The provider might state in the electronic health record, “Patient is noncompliant.” This term has a negative implication and really does not reflect the patients thoughtful wishes. The patient is then labeled and the next provider can be prejudiced against that so-called noncompliant individual.
We as patients need to understand the implications of highly technical jargon that can be misinterpreted. In other words, a patient labeled noncompliant is negative. When, in fact, this patient was making a thoughtful decision.
Exhibit 2. Patient had an operation to remove a cancer from the liver and all remained well. A blood test called the alkaline phosphatase was minimally elevated and this was of no significance. The patient went online to see his electronic medical record and noticed a slight blip in the value late on a Friday night, searched on Google and read that this elevation could indicate an obscure bone cancer called multiple myeloma.
This condition has nothing to do with the patient, the blood study was a minor abnormality, and the patient spent a miserable sleepless weekend before calling the provider early on a Monday morning.
Without proper interpretation, patients can misread and misunderstand the information in their records. Best advice is to talk over the test results with the doctor before accessing anything online in many cases.
Exhibit 3. Patient is a middle-aged gentleman with a serious heart condition who seeks care from a cardiologist who was very thorough and conscientious. The physician writes in the note, “Patient alone. Family is not here.”
Not true. A supportive armada of brothers and sisters and a spouse of forty years were “there” but were in the waiting room. The patient was hardly abandoned, but the record had an extremely negative implication that could have tainted the next physician’s recommendation for treatment that might require family support.
Exhibit 4. Another challenging issue is bloat. Only this time it’s the medical records that have become bloated. Medical records are now 60% larger than they were just five or ten years ago.
Here’s what happens. A patient is admitted to an internal medicine service at a local hospital. The internal medicine resident writes an elaborate meticulously detailed history and physical examination. The patient is then referred to a subspecialist such as a gastroenterologist.

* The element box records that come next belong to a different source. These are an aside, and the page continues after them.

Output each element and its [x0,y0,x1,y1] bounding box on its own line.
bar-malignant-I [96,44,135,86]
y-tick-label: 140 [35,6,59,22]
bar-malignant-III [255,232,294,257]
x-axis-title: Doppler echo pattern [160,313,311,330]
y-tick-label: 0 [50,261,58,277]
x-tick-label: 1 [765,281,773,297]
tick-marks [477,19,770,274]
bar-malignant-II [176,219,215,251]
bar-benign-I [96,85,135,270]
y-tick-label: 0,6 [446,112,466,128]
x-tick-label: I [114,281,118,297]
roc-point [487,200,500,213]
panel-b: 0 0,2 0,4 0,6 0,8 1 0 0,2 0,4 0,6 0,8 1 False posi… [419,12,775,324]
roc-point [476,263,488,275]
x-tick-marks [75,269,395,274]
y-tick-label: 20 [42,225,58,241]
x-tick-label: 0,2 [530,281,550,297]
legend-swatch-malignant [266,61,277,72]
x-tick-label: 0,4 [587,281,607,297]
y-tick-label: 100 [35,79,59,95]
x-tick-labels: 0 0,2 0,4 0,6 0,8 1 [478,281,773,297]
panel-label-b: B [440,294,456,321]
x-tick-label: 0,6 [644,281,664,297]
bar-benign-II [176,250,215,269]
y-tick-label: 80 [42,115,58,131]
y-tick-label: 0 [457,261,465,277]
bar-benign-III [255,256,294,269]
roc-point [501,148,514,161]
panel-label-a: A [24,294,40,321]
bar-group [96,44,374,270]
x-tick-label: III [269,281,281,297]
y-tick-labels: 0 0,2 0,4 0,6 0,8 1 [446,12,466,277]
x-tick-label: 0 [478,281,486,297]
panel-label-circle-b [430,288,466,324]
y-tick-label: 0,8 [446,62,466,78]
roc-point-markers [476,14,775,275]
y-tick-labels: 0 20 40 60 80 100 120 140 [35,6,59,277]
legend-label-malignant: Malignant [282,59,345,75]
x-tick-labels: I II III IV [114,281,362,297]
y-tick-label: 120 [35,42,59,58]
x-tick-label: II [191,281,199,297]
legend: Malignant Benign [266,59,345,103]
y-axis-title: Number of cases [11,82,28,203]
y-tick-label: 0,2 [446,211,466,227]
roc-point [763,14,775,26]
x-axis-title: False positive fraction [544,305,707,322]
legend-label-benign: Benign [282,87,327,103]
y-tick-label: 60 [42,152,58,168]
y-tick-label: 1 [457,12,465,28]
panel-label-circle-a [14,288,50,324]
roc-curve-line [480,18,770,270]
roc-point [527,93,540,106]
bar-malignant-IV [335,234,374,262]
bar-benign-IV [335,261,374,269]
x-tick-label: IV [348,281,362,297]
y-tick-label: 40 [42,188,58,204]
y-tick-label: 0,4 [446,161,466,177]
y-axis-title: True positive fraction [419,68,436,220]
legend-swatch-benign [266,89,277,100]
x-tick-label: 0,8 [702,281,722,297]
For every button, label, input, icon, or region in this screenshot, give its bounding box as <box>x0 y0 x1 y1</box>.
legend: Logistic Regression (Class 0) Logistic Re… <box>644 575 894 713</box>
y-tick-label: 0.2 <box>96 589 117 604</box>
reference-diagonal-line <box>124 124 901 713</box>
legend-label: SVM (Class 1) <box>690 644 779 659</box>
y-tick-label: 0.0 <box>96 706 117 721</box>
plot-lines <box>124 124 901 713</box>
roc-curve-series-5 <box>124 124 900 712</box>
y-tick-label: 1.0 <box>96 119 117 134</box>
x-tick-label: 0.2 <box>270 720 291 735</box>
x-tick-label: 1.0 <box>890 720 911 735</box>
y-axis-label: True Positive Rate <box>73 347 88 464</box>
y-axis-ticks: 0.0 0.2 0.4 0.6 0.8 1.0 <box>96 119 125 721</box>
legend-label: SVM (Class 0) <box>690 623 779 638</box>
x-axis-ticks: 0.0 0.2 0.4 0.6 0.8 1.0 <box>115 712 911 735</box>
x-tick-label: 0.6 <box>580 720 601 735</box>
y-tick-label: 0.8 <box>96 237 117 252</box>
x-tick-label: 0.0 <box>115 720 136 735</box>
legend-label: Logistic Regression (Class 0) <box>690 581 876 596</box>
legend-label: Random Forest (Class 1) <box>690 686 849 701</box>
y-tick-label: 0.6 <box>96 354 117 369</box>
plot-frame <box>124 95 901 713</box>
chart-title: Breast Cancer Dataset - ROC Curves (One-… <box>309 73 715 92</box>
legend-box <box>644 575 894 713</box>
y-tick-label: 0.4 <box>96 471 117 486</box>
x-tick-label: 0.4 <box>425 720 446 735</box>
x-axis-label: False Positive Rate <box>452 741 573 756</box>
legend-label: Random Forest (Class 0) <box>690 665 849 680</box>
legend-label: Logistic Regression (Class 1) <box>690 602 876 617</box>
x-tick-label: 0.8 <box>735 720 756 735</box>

Rather than taking her own history and physical examination, which she should do, the specialist does a “copy and paste” maneuver to bring forward that initial note, along with all the errors, inconsistencies, and mistakes in that initial note. An exam weeks or months earlier may not apply to that the patient’s current situation.
Let the buyer beware. This commonly quoted law of caveat emptor places the burden on the buyer to be reasonably certain that a purchase is clear to the buyer. This also applies to our medical records.
Here are your key take-home points:
Read your electronic medical record carefully so that you can understand the logic, the reasoning, and the plan of your healthcare team. If a test is performed, if an imaging intervention has been done, were you contacted with the results and what are the next steps?
If you spot something factually incorrect such as labeling of a wrong body part (right leg versus the left leg), bring this to your healthcare provider because the record needs to be corrected.
Review your laboratory data as well as the imaging results. If there is a glaringly abnormal finding and this has not been discussed, you have a right to ask why.
Make certain that the medications listed in your record are actually the medications that you are now taking.
And most importantly, at the end of the day no one has a greater stake in your well-being than you as a consumer of healthcare. Be aware, be alert, be engaged. Your life depends on it.